The newest big problem is reports we have gotten from friends, employees of the hospital and others, where we have been told that the particular hospital we were going to have the surgery in is not one ANY of them would use. Isn’t that thrilling?
Now we are in a holding position. We haven’t cancelled the now set Monday surgery or anything, but tomorrow we are interviewing another practice at a much better hospital with a much better reputation and this may stop everything and set up a new schedule.
Fortunately for me, my daughter Cassandra Corrigan who is a private school Senior Database Administrator in Connecticut (Loomis, Chaffee School), took off from work, drove down here to West Virginia, and has been coordinating with my wife on getting all the papers ready, information on MRIs and other tests that have been collected in the last couple of weeks to bring to Ge0rgetown, down near DC, for the new practice interviews. We will be making a new decision after that, so surgery will most likely be postponed some more.
I am so impressed with Cassandra… my first-born, a fine wife and mother and a brilliant woman. I taught her to use her first computer and now she outshines and outperforms me in all things technical. Wow! And she and my two other kids (can you still call them kids after they are older, married and out of the house?), my Mother, My sister and so many friends have been so concerned that the phone doesn’t seem to stop ringing with folks wanting to know what’s happening.
Cassandra is just doing a spectacular job of getting me organized with all of this.
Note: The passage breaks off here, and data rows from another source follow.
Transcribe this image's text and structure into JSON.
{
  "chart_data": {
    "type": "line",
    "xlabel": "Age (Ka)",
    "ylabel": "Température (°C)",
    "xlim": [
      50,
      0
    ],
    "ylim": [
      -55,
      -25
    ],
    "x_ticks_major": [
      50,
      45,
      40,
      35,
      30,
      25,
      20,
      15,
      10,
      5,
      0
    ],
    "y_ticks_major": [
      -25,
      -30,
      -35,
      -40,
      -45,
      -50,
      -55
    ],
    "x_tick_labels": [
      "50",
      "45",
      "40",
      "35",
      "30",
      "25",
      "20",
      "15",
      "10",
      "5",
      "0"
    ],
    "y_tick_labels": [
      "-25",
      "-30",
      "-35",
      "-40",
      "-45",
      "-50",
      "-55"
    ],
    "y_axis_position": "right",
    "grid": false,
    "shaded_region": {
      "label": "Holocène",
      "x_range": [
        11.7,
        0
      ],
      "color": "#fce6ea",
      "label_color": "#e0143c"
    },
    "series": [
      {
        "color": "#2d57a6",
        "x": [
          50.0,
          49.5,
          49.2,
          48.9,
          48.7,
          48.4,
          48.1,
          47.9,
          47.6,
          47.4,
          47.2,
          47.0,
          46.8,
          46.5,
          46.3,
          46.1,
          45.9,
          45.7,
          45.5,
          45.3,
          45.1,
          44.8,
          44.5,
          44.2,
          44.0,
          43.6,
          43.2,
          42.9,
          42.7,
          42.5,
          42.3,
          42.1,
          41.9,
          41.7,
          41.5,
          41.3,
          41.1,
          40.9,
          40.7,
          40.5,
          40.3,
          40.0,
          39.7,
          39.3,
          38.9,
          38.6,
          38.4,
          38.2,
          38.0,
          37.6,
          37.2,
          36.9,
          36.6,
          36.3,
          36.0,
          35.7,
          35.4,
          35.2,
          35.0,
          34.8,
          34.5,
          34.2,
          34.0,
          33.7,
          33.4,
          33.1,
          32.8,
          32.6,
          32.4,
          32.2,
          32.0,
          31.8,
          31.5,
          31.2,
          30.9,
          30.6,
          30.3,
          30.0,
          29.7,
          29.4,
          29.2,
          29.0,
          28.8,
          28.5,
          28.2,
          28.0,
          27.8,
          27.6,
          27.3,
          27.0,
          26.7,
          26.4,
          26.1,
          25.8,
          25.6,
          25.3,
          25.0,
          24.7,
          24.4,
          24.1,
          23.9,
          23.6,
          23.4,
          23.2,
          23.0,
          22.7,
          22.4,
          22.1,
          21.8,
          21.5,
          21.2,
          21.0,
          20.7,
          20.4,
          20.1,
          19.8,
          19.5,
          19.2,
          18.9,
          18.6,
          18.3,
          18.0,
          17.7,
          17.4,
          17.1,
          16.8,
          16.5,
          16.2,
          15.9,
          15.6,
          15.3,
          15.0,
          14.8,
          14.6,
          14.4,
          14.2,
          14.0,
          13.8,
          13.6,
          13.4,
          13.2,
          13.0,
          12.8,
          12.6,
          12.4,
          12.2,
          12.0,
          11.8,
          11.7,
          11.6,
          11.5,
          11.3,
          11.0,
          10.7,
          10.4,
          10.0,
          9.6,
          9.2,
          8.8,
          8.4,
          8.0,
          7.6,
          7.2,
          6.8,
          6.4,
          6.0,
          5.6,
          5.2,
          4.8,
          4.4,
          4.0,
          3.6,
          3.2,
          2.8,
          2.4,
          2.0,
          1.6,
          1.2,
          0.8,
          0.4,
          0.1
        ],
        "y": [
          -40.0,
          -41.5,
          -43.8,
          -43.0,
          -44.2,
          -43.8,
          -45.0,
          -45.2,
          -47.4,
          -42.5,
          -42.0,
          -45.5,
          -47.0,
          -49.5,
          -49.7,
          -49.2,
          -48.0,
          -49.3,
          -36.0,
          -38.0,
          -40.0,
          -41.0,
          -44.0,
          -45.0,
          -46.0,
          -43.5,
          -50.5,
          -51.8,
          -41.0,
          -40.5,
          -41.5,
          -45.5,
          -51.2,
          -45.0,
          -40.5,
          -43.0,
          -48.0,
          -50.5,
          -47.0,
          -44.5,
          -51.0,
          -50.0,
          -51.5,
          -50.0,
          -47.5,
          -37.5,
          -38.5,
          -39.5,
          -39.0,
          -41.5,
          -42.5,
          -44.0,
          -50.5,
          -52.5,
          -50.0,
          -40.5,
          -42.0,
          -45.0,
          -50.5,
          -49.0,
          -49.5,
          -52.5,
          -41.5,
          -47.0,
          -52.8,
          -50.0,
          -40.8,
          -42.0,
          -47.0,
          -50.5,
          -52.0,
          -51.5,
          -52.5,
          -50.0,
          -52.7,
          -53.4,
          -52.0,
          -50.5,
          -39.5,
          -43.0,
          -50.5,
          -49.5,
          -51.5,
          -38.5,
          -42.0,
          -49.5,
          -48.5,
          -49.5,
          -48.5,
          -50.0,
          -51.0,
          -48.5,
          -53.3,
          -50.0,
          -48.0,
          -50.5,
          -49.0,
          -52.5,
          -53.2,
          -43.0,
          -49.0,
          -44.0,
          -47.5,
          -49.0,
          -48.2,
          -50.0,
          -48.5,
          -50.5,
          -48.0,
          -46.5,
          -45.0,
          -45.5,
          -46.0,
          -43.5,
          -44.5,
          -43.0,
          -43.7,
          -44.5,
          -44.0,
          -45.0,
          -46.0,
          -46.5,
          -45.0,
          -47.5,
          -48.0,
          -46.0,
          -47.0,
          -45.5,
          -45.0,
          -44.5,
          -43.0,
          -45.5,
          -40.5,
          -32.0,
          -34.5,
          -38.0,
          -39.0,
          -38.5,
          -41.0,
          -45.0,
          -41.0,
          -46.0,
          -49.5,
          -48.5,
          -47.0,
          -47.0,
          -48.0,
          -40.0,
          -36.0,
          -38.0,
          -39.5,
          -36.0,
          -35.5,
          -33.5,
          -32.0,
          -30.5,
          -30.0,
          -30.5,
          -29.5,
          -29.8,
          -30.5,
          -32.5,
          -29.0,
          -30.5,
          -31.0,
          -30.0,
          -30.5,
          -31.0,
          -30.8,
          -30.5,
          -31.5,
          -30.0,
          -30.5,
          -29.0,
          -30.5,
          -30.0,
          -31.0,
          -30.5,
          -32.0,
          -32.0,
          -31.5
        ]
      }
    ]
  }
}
I don’t know what I’ll do when she goes back up to the snow.
We’ve spent this morning and into the afternoon tracking down test reports from four doctors’ offices and we had a new blood test at a lab… and Elly got to go to work and teach her classes while my daughter brought me from office to office. I’m so glad Elly got to go to work today… she’s been giving up so much of her time for me, and when you are in a one-income household, the thought of impacting that one income is awesome.